The seller of the real estate must then contact the neighboring landowner and see if the neighboring landowner will agree to sign an encroachment agreement. Such a document identifies the landowners, attaches the survey and identifies the specific encroachment.
The parties then agree that the encroachment may remain in place as long as the party that is encroaching is responsible for maintenance, does not make a claim to the neighboring lot, and agrees to rebuild on their own lot if the structure is substantially damaged or destroyed. The document is notarized and then recorded against both properties and binds their heirs, devisees, personal representatives and assigns. As a result, when the buyer sells the property in the future this issue will already have been dealt with and should not pop up later on.

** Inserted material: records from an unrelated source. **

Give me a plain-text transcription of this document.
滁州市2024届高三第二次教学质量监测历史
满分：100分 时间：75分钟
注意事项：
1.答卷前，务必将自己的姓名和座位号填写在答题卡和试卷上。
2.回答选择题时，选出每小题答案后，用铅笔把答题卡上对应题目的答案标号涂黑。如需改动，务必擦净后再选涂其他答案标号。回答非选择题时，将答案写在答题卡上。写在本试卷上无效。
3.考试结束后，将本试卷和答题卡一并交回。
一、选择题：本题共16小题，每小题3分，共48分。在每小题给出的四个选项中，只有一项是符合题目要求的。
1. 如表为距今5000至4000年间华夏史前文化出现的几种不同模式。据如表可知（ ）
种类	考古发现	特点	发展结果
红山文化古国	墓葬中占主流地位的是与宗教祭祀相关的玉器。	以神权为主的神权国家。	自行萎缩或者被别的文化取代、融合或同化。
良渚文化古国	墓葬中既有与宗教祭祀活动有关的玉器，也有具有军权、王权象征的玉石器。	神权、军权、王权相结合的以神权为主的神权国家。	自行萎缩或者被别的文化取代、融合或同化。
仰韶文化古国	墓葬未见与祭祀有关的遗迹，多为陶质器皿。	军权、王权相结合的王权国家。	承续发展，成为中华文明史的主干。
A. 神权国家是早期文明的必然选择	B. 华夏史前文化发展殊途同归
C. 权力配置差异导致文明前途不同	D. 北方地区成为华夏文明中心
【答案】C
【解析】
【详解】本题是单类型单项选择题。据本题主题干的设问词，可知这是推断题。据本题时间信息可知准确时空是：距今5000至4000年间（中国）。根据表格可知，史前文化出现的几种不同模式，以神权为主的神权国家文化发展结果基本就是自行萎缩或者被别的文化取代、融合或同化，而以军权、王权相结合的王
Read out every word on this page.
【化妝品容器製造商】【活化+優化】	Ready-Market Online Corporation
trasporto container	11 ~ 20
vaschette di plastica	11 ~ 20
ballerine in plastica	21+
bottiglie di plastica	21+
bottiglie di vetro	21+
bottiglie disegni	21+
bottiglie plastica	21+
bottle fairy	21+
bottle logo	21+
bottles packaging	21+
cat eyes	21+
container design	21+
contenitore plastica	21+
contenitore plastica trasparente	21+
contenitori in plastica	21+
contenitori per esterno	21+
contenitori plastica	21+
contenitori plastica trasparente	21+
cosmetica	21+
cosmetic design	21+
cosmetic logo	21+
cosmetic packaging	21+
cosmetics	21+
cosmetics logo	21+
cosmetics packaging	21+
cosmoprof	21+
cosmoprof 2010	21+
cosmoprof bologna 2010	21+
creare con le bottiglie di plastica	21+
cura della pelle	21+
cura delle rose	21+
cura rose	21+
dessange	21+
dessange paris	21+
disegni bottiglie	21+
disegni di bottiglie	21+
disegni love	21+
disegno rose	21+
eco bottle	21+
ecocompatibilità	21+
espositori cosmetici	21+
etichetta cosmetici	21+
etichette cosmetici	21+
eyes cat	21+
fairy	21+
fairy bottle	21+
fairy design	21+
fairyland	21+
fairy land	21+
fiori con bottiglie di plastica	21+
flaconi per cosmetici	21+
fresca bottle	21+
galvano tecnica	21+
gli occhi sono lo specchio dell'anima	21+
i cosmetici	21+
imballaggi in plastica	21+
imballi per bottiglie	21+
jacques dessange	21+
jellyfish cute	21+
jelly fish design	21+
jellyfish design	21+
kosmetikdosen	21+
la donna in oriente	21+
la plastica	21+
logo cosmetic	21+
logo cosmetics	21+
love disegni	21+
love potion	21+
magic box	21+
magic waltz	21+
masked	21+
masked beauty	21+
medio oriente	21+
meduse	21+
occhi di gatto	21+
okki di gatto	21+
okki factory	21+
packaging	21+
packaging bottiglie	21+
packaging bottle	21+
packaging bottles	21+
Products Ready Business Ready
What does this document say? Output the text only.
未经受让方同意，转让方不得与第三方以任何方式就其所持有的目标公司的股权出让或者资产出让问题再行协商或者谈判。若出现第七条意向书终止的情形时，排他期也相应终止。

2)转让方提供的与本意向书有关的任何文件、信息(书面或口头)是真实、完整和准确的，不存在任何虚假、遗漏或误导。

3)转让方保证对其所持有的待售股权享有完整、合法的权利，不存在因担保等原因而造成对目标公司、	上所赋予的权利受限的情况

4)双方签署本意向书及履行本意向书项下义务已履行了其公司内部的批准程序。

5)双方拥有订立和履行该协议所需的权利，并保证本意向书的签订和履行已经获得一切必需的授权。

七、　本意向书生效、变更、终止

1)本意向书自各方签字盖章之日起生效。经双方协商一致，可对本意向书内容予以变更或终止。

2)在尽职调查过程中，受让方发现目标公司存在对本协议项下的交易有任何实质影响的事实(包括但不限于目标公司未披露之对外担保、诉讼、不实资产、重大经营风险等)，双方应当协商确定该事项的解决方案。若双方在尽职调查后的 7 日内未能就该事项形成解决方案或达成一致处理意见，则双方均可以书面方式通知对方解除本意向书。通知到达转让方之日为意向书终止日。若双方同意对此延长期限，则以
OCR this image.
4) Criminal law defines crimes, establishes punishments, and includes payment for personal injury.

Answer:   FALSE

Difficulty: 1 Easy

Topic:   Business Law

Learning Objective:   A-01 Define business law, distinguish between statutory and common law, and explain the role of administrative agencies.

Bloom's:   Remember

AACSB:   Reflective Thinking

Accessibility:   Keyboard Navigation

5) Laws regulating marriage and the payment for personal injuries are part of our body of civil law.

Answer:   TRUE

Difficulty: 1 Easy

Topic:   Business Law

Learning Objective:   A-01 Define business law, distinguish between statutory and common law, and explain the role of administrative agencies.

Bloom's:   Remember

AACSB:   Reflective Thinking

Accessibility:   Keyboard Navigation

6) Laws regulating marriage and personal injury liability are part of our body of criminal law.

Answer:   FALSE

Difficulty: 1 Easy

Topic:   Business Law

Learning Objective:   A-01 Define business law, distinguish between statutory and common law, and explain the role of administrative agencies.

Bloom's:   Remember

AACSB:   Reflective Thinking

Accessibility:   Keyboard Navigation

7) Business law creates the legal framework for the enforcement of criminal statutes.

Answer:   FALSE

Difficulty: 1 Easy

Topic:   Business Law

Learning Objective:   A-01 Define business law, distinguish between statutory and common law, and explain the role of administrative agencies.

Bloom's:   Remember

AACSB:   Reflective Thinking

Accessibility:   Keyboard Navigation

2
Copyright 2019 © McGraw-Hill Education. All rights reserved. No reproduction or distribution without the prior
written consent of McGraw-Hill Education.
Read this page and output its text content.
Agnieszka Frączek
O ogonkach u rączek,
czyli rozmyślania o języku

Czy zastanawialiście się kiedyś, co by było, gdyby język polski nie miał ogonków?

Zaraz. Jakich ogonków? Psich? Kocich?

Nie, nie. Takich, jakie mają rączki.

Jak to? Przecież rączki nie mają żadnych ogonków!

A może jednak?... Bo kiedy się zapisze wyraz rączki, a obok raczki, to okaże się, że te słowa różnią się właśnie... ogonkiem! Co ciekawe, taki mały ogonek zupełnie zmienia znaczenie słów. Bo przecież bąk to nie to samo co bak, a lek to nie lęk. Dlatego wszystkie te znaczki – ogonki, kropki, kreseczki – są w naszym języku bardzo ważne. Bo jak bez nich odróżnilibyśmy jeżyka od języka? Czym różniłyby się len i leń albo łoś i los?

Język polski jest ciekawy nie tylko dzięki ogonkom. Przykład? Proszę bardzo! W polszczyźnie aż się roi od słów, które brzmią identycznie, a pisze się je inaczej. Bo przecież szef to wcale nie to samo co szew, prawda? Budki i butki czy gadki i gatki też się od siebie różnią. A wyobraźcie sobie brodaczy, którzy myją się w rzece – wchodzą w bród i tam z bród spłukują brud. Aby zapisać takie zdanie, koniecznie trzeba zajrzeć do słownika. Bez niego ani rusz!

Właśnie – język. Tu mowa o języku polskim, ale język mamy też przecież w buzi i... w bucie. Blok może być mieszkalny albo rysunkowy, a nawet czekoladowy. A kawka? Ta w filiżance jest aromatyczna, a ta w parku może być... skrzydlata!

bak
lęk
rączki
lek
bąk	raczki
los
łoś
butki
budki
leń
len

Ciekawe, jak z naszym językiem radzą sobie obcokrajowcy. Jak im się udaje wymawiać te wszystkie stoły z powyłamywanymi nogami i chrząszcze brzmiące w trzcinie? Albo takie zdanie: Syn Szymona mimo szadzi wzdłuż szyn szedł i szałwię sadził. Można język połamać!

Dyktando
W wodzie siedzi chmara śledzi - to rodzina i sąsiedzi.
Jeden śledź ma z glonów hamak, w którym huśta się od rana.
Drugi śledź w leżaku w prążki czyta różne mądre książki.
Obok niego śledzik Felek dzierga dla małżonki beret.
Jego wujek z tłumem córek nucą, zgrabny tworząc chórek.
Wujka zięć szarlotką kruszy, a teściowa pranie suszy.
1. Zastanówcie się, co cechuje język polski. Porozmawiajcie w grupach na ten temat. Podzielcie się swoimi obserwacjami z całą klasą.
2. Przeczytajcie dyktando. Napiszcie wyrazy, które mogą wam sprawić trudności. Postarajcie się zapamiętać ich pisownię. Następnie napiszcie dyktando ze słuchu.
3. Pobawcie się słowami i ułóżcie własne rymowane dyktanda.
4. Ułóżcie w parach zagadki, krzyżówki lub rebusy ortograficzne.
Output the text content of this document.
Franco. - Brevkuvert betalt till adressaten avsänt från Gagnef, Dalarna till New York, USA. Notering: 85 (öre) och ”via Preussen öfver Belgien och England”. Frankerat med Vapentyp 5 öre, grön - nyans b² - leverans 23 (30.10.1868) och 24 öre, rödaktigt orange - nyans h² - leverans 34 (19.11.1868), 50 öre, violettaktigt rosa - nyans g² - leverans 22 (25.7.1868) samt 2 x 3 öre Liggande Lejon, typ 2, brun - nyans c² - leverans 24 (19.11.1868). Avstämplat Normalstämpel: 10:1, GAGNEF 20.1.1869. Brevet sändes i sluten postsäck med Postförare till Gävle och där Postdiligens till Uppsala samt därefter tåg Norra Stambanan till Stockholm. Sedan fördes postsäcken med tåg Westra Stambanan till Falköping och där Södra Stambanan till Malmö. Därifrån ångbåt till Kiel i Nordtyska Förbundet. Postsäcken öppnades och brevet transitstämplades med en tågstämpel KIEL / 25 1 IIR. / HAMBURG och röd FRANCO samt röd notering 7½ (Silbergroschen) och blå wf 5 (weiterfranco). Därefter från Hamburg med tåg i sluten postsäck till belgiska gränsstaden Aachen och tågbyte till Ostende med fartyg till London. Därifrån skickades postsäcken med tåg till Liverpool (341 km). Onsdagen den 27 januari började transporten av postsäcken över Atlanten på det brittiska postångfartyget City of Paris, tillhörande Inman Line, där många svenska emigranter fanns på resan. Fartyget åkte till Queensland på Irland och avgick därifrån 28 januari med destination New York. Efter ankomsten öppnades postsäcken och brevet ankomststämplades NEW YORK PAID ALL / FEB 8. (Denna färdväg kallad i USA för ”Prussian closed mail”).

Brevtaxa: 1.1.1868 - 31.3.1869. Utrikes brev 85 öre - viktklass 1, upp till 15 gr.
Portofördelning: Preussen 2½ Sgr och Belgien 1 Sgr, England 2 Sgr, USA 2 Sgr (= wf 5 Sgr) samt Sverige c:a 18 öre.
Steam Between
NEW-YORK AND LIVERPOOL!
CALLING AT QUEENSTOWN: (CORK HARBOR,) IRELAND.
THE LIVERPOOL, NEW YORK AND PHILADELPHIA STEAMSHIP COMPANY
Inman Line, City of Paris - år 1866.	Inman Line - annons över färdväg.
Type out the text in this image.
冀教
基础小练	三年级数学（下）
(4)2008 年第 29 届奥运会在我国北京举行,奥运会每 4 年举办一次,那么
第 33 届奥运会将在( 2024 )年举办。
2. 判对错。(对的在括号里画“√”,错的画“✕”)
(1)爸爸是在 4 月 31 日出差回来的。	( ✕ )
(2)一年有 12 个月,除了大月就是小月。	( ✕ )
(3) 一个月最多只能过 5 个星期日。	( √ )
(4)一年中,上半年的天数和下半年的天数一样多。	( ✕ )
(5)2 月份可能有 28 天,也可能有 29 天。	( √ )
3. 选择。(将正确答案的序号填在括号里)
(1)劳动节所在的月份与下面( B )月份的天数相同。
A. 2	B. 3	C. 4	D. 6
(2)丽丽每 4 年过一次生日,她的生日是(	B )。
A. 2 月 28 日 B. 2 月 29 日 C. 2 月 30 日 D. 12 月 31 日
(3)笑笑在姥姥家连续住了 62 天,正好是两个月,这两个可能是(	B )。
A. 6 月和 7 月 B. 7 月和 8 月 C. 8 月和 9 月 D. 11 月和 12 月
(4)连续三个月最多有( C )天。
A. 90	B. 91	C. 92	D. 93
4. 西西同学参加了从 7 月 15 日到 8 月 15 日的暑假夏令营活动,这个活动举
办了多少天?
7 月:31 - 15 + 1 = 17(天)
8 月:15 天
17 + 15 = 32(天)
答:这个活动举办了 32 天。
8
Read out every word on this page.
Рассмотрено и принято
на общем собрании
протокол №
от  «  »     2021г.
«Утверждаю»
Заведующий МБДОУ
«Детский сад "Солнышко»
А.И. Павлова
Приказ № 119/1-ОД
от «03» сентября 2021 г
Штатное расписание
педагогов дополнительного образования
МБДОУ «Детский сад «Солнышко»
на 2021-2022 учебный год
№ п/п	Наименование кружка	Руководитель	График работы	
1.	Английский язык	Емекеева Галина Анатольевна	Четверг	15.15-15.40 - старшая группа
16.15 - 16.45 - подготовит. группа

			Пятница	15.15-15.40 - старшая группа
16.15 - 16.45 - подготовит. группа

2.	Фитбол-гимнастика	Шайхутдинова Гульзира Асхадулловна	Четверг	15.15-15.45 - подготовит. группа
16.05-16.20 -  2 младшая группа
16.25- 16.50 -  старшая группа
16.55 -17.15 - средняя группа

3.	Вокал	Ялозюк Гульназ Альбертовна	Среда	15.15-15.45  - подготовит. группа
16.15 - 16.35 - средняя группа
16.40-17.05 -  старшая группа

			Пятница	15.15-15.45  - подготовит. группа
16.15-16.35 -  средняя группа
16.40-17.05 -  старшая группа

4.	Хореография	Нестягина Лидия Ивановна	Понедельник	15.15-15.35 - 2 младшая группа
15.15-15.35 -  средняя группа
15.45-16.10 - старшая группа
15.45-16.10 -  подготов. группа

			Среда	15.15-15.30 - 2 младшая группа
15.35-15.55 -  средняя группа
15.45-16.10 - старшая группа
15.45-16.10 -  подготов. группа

Thus, there is good reason to remain neighborly with adjoining landowners. For a lot of people bad relations with their neighbors leads to a refusal by the neighbor to sign an encroachment agreement. A corollary of this is some grandparents may want to deal with encroachments now, prior to transferring their family property to their children and grandchildren, especially if the family property has not changed hands in over 30 years and so a survey was never done on the property.
When you gift Hawaii real estate normally surveys are not conducted and so you are just passing along the problem to the next generation to deal with when the grandparents are in the best position to obtain the encroachment and can identify who built what.